Dans ce cas de figure, l’employeur ne peut pas demander à l'agent qui a utilisé son droit de retrait de reprendre son activité dans une situation de travail où un danger grave et imminent persiste. Aucune sanction, aucune retenue de salaire ne peut être prise à l'encontre d'un agent qui s’est retiré d'une situation de travail dont il avait un motif raisonnable de penser qu'elle présentait un danger grave et imminent pour sa vie ou pour sa santé.
En cas de divergence sur la réalité du danger ou la façon de le faire cesser, la formation spécialisée du comité social est réunie d'urgence, dans un délai maximum de 24 heures. Au vu de l'avis émis par la FS compétente, l'administration employeur détermine les mesures à prendre. À défaut d'accord entre l'autorité administrative et la FS sur les mesures à prendre et leurs conditions d'exécution, l'inspecteur du travail est obligatoirement saisi.

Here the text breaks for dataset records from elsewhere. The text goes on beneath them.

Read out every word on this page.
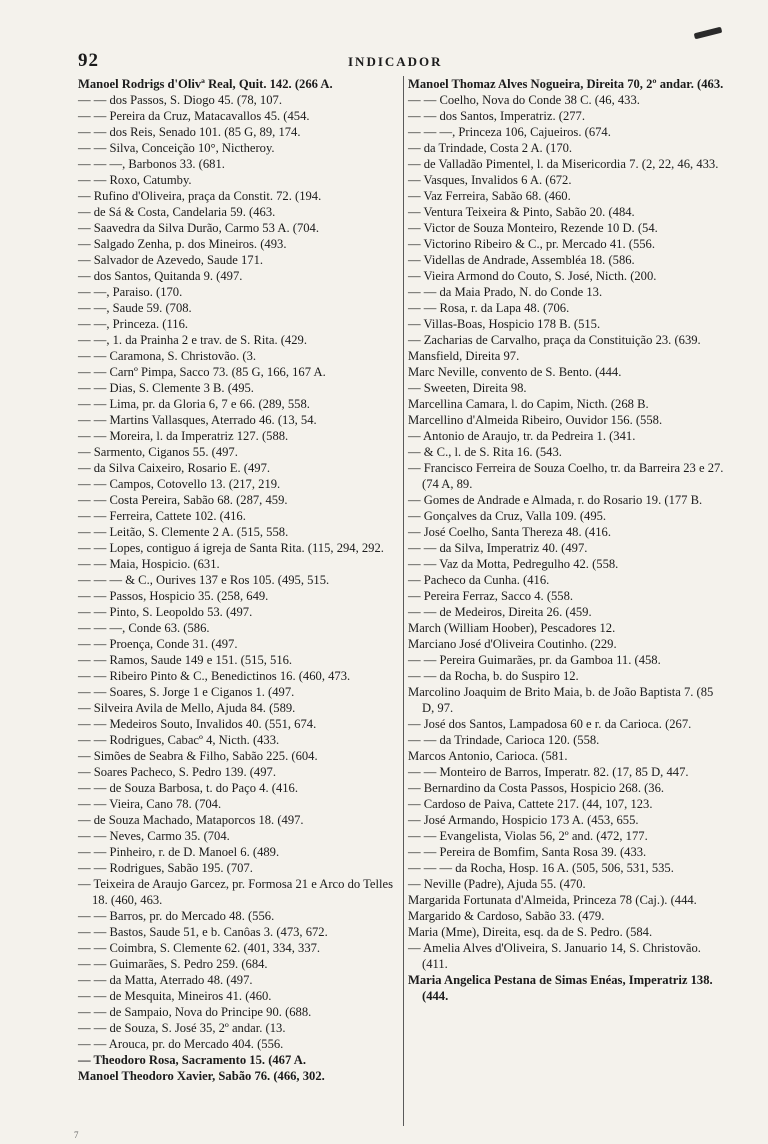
92	INDICADOR
Manoel Rodrigs d'Olivª Real, Quit. 142. (266 A.
— — dos Passos, S. Diogo 45. (78, 107.
— — Pereira da Cruz, Matacavallos 45. (454.
— — dos Reis, Senado 101. (85 G, 89, 174.
— — Silva, Conceição 10°, Nictheroy.
— — —, Barbonos 33. (681.
— — Roxo, Catumby.
— Rufino d'Oliveira, praça da Constit. 72. (194.
— de Sá & Costa, Candelaria 59. (463.
— Saavedra da Silva Durão, Carmo 53 A. (704.
— Salgado Zenha, p. dos Mineiros. (493.
— Salvador de Azevedo, Saude 171.
— dos Santos, Quitanda 9. (497.
— —, Paraiso. (170.
— —, Saude 59. (708.
— —, Princeza. (116.
— —, 1. da Prainha 2 e trav. de S. Rita. (429.
— — Caramona, S. Christovão. (3.
— — Carnº Pimpa, Sacco 73. (85 G, 166, 167 A.
— — Dias, S. Clemente 3 B. (495.
— — Lima, pr. da Gloria 6, 7 e 66. (289, 558.
— — Martins Vallasques, Aterrado 46. (13, 54.
— — Moreira, l. da Imperatriz 127. (588.
— Sarmento, Ciganos 55. (497.
— da Silva Caixeiro, Rosario E. (497.
— — Campos, Cotovello 13. (217, 219.
— — Costa Pereira, Sabão 68. (287, 459.
— — Ferreira, Cattete 102. (416.
— — Leitão, S. Clemente 2 A. (515, 558.
— — Lopes, contiguo á igreja de Santa Rita. (115, 294, 292.
— — Maia, Hospicio. (631.
— — — & C., Ourives 137 e Ros 105. (495, 515.
— — Passos, Hospicio 35. (258, 649.
— — Pinto, S. Leopoldo 53. (497.
— — —, Conde 63. (586.
— — Proença, Conde 31. (497.
— — Ramos, Saude 149 e 151. (515, 516.
— — Ribeiro Pinto & C., Benedictinos 16. (460, 473.
— — Soares, S. Jorge 1 e Ciganos 1. (497.
— Silveira Avila de Mello, Ajuda 84. (589.
— — Medeiros Souto, Invalidos 40. (551, 674.
— — Rodrigues, Cabacº 4, Nicth. (433.
— Simões de Seabra & Filho, Sabão 225. (604.
— Soares Pacheco, S. Pedro 139. (497.
— — de Souza Barbosa, t. do Paço 4. (416.
— — Vieira, Cano 78. (704.
— de Souza Machado, Mataporcos 18. (497.
— — Neves, Carmo 35. (704.
— — Pinheiro, r. de D. Manoel 6. (489.
— — Rodrigues, Sabão 195. (707.
— Teixeira de Araujo Garcez, pr. Formosa 21 e Arco do Telles 18. (460, 463.
— — Barros, pr. do Mercado 48. (556.
— — Bastos, Saude 51, e b. Canôas 3. (473, 672.
— — Coimbra, S. Clemente 62. (401, 334, 337.
— — Guimarães, S. Pedro 259. (684.
— — da Matta, Aterrado 48. (497.
— — de Mesquita, Mineiros 41. (460.
— — de Sampaio, Nova do Principe 90. (688.
— — de Souza, S. José 35, 2º andar. (13.
— — Arouca, pr. do Mercado 404. (556.
— Theodoro Rosa, Sacramento 15. (467 A.
Manoel Theodoro Xavier, Sabão 76. (466, 302.
Manoel Thomaz Alves Nogueira, Direita 70, 2º andar. (463.
— — Coelho, Nova do Conde 38 C. (46, 433.
— — dos Santos, Imperatriz. (277.
— — —, Princeza 106, Cajueiros. (674.
— da Trindade, Costa 2 A. (170.
— de Valladão Pimentel, l. da Misericordia 7. (2, 22, 46, 433.
— Vasques, Invalidos 6 A. (672.
— Vaz Ferreira, Sabão 68. (460.
— Ventura Teixeira & Pinto, Sabão 20. (484.
— Victor de Souza Monteiro, Rezende 10 D. (54.
— Victorino Ribeiro & C., pr. Mercado 41. (556.
— Videllas de Andrade, Assembléa 18. (586.
— Vieira Armond do Couto, S. José, Nicth. (200.
— — da Maia Prado, N. do Conde 13.
— — Rosa, r. da Lapa 48. (706.
— Villas-Boas, Hospicio 178 B. (515.
— Zacharias de Carvalho, praça da Constituição 23. (639.
Mansfield, Direita 97.
Marc Neville, convento de S. Bento. (444.
— Sweeten, Direita 98.
Marcellina Camara, l. do Capim, Nicth. (268 B.
Marcellino d'Almeida Ribeiro, Ouvidor 156. (558.
— Antonio de Araujo, tr. da Pedreira 1. (341.
— & C., l. de S. Rita 16. (543.
— Francisco Ferreira de Souza Coelho, tr. da Barreira 23 e 27. (74 A, 89.
— Gomes de Andrade e Almada, r. do Rosario 19. (177 B.
— Gonçalves da Cruz, Valla 109. (495.
— José Coelho, Santa Thereza 48. (416.
— — da Silva, Imperatriz 40. (497.
— — Vaz da Motta, Pedregulho 42. (558.
— Pacheco da Cunha. (416.
— Pereira Ferraz, Sacco 4. (558.
— — de Medeiros, Direita 26. (459.
March (William Hoober), Pescadores 12.
Marciano José d'Oliveira Coutinho. (229.
— — Pereira Guimarães, pr. da Gamboa 11. (458.
— — da Rocha, b. do Suspiro 12.
Marcolino Joaquim de Brito Maia, b. de João Baptista 7. (85 D, 97.
— José dos Santos, Lampadosa 60 e r. da Carioca. (267.
— — da Trindade, Carioca 120. (558.
Marcos Antonio, Carioca. (581.
— — Monteiro de Barros, Imperatr. 82. (17, 85 D, 447.
— Bernardino da Costa Passos, Hospicio 268. (36.
— Cardoso de Paiva, Cattete 217. (44, 107, 123.
— José Armando, Hospicio 173 A. (453, 655.
— — Evangelista, Violas 56, 2º and. (472, 177.
— — Pereira de Bomfim, Santa Rosa 39. (433.
— — — da Rocha, Hosp. 16 A. (505, 506, 531, 535.
— Neville (Padre), Ajuda 55. (470.
Margarida Fortunata d'Almeida, Princeza 78 (Caj.). (444.
Margarido & Cardoso, Sabão 33. (479.
Maria (Mme), Direita, esq. da de S. Pedro. (584.
— Amelia Alves d'Oliveira, S. Januario 14, S. Christovão. (411.
Maria Angelica Pestana de Simas Enéas, Imperatriz 138. (444.
7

Pour rappel, le droit de retrait ne concerne pas certains agents chargés des missions de sécurité des biens et des personnes ou d’activités de défense et de sécurité nationale, de sécurité intérieure ou de sécurité civile.
2) Les mesures de prise en charge par les administrations des situations particulières
2.1 Le relogement des agents dont le domicile est inaccessible
Les agents publics ayant dû quitter brusquement leur logement à la suite des incendies peuvent être éligibles à une solution d’hébergement d’urgence. Ces solutions peuvent être accessibles, en fonction des territoires, via la mobilisation du numéro d’appel 115 ou des services sociaux des communes de la région.

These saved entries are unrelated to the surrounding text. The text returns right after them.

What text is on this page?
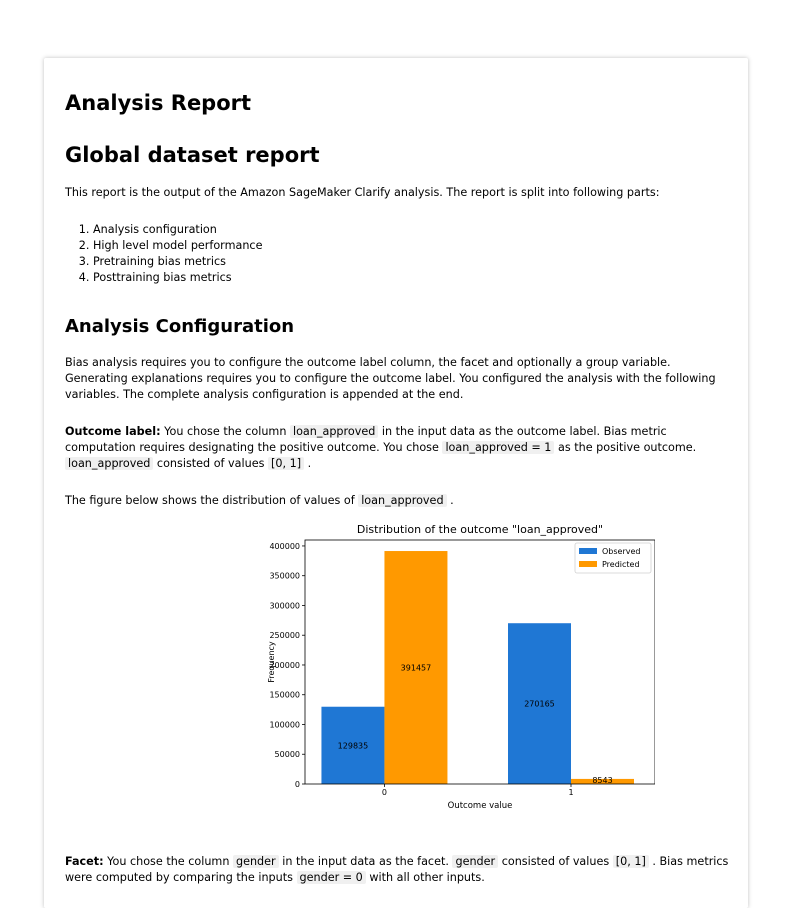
Analysis Report
Global dataset report

This report is the output of the Amazon SageMaker Clarify analysis. The report is split into following parts:

1. Analysis configuration
2. High level model performance
3. Pretraining bias metrics
4. Posttraining bias metrics
Analysis Configuration

Bias analysis requires you to configure the outcome label column, the facet and optionally a group variable. Generating explanations requires you to configure the outcome label. You configured the analysis with the following variables. The complete analysis configuration is appended at the end.

Outcome label: You chose the column loan_approved in the input data as the outcome label. Bias metric computation requires designating the positive outcome. You chose loan_approved = 1 as the positive outcome. loan_approved consisted of values [0, 1] .

The figure below shows the distribution of values of loan_approved .

Distribution of the outcome "loan_approved"
129835
391457
0
270165
8543
1
0
50000
100000
150000
200000
250000
300000
350000
400000
Outcome value
Frequency
Observed
Predicted

Facet: You chose the column gender in the input data as the facet. gender consisted of values [0, 1] . Bias metrics were computed by comparing the inputs gender = 0 with all other inputs.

Pour les agents de l’État concernés, il est recommandé de saisir en complément l’assistant de service social (ASS) de leur administration pour exposer leur situation et envisager les possibilités d’aide de l’employeur dont ils relèvent pour leur permettre de se reloger. Pour ce qui concerne l’Etat, l’ASS prendra ensuite contact avec les PFRH/SGAR compétents pour élaborer une réponse la plus adaptée, en coordination étroite avec la SRIAS.
2.2 La remise en état des locaux une fois l’épisode de pollution terminé
Une fois l’épisode terminé, la remise en état des locaux doit faire l’objet d’une attention particulière. En tout état de cause, il s’agit d’éviter tout contact avec la suie, les cendres et les poussières.
S’il vous est nécessaire de remettre en état vos locaux, il est recommandé après évaluation des risques de :
- mouiller les débris pour minimiser la respiration des particules de poussière et nettoyer les surfaces à l’eau uniquement : lingettes humidifiées pour les objets et meubles et serpillères humides pour les sols ;
- ne pas utiliser un aspirateur non doté de filtres adaptés pour retirer les poussières, ainsi que tout souffleur, tout nettoyeur haute pression (type karcher) ou balayage à sec pouvant mettre en suspension des particules ;
- porter des gants de protection adaptés lors des opérations de nettoyage ou de remise en état et se laver les mains à l’eau et au savon après retrait des gants ;
- porter des vêtements de protection couvrants ;
Il faut également éviter d’affecter les personnes à risques à ces opérations de nettoyage. Si cela est impossible, le port du masque FFP2 est recommandé.